Pageaux G P, Perrigault P F, Fabre J M, Portales P, Souche B, Dereure O, Eliaou J F, Larrey D, Domergue J, Michel H
Service d'Hépato-Gastroentérologie, Hôpital Saint-Eloi, Montpellier, France.
Clin Transplant. 1995 Feb;9(1):65-9.
We report herein the case of a patient who developed fatal acute graft-versus host disease (GvHD) after liver transplantation (LT). GvHD occurred 18 days after LT and was characterized by skin epidermolysis, diarrhea and leucopenia. Skin biopsy showed epidermal dyskeratosis with epithelial necrosis, a lesion consistent with GvHD. Despite immunosuppressive therapy, the patient died within 24 days. In our observation, GvHD occurred although five HLA compatibilities were identified between the donor and the recipient, an apparently favorable and uncommon situation. This case further supports the qualification that LT may be complicated by GvHD and strongly suggests that minor rather than major histocompatibility antigens are the main target of allogenic interactions of GvHD. The involvement of chimerism in GvHD is controversial and requires further investigation.

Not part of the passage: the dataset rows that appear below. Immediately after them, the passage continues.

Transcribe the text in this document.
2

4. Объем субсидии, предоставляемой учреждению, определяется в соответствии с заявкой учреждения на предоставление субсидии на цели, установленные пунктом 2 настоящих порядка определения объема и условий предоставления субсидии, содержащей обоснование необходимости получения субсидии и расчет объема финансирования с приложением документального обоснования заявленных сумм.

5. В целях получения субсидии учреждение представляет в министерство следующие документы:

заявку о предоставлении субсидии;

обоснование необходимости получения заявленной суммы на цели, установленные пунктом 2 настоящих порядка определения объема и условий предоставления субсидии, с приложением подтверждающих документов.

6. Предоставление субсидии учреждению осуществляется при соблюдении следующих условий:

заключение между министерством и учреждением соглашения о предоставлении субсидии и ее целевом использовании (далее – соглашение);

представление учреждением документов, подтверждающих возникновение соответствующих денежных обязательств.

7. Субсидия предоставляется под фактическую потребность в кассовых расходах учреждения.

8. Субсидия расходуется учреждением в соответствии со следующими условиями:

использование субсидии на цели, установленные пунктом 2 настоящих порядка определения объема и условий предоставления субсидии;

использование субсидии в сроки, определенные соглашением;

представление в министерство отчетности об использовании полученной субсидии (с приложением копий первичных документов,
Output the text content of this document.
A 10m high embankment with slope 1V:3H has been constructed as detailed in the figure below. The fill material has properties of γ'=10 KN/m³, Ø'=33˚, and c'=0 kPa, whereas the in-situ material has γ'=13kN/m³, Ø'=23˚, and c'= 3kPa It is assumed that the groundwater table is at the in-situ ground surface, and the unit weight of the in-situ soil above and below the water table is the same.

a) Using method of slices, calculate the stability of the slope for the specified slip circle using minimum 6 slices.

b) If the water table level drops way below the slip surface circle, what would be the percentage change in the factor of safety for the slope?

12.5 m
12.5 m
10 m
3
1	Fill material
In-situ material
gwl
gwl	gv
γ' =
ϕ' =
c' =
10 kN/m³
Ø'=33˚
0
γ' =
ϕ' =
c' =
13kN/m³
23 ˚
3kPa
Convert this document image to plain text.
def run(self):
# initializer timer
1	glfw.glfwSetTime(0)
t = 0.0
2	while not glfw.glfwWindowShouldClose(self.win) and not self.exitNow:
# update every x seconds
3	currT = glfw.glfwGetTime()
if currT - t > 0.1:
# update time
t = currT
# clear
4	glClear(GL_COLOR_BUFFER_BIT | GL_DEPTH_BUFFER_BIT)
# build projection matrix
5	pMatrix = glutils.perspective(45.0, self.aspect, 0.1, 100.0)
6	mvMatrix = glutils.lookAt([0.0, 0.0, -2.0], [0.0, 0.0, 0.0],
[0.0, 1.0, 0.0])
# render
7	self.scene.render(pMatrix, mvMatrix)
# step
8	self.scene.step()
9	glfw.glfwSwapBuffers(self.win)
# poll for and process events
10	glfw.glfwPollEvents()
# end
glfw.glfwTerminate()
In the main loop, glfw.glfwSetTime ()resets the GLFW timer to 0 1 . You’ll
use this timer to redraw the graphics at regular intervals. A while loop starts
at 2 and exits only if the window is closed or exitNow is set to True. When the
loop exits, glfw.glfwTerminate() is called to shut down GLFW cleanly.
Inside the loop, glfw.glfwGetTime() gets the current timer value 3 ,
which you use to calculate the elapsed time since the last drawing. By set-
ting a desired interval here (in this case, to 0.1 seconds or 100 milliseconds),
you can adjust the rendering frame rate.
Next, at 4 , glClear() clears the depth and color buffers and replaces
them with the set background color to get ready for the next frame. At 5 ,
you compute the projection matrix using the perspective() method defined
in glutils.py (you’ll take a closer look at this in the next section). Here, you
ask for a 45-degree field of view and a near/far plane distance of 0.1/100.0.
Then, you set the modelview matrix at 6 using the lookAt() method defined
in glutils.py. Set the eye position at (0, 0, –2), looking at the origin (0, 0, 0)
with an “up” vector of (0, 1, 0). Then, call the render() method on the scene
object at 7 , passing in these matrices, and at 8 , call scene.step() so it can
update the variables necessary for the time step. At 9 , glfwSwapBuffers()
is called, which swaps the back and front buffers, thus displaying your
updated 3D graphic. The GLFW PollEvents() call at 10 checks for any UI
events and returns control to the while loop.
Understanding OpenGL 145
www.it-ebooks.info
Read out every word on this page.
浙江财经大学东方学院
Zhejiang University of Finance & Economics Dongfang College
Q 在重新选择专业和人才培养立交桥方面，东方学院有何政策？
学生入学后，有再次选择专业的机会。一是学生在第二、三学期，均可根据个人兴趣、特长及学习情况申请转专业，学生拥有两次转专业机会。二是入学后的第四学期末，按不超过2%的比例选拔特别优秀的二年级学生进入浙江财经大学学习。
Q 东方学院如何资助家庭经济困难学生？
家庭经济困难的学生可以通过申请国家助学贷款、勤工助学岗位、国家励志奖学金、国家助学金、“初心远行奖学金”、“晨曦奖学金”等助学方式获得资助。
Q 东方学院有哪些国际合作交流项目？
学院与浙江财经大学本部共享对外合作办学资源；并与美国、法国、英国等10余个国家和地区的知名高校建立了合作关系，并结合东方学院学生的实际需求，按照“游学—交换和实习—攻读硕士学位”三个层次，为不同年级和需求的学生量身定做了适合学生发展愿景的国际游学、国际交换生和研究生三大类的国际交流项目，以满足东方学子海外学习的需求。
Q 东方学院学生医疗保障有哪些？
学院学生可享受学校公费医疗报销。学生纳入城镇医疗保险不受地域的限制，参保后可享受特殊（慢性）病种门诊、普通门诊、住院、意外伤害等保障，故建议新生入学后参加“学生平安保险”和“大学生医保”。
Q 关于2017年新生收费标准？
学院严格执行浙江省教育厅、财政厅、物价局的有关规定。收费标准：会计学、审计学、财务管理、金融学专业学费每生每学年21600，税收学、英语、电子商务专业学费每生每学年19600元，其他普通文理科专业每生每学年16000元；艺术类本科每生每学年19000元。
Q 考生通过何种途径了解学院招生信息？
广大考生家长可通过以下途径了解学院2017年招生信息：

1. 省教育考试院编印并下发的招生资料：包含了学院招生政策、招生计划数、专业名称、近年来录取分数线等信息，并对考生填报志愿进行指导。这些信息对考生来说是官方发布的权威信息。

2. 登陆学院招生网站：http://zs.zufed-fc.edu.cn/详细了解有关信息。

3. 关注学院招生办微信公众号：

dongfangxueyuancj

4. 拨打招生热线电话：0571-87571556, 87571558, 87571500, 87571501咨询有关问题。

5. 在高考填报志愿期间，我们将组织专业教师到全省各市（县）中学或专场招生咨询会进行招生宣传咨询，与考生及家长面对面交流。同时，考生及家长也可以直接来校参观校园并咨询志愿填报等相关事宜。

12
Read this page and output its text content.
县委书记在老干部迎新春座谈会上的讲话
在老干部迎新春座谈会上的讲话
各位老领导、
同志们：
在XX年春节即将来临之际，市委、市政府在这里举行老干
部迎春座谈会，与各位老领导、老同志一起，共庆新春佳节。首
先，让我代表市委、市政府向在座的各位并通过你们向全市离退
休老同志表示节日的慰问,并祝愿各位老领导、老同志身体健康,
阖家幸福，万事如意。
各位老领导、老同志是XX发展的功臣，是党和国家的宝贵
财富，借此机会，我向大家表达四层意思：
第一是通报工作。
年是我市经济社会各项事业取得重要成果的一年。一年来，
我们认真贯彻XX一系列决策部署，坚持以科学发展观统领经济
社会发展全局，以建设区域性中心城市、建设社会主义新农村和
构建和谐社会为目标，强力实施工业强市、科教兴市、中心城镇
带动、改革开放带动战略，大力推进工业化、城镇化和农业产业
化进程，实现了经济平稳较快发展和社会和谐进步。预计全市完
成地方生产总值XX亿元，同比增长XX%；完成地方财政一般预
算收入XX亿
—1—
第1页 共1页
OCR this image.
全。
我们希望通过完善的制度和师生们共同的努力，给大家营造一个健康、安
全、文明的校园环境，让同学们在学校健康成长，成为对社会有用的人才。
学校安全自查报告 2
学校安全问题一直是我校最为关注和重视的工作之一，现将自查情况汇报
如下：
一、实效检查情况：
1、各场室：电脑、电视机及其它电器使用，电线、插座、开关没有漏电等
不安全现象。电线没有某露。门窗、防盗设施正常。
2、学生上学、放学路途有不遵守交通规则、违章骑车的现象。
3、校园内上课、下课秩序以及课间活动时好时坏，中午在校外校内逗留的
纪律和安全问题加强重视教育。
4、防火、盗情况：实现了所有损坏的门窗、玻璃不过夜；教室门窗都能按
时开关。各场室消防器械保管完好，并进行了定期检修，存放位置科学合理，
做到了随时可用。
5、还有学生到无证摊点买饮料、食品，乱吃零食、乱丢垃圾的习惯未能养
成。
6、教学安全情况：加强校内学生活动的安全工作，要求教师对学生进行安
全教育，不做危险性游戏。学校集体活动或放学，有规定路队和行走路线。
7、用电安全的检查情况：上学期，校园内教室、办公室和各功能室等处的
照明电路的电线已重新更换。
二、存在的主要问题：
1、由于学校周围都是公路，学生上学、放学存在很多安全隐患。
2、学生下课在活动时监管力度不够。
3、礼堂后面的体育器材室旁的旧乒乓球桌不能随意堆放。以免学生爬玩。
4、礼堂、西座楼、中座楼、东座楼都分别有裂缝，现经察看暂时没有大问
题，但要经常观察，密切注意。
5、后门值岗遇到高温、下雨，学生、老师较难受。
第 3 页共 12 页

我们在此报告一例肝移植(LT)后发生致命性急性移植物抗宿主病(GvHD)的患者。GvHD发生在LT后18天,其特征为皮肤表皮松解、腹泻和白细胞减少。皮肤活检显示表皮发育异常伴上皮坏死,这一病变与GvHD相符。尽管进行了免疫抑制治疗,患者仍在24天内死亡。在我们的观察中,尽管供体和受体之间确定了5个HLA相容性,这是一种明显有利且不常见的情况,但仍发生了GvHD。该病例进一步支持了LT可能并发GvHD这一观点,并强烈提示次要而非主要组织相容性抗原是GvHD同种异体相互作用的主要靶点。嵌合体在GvHD中的作用存在争议,需要进一步研究。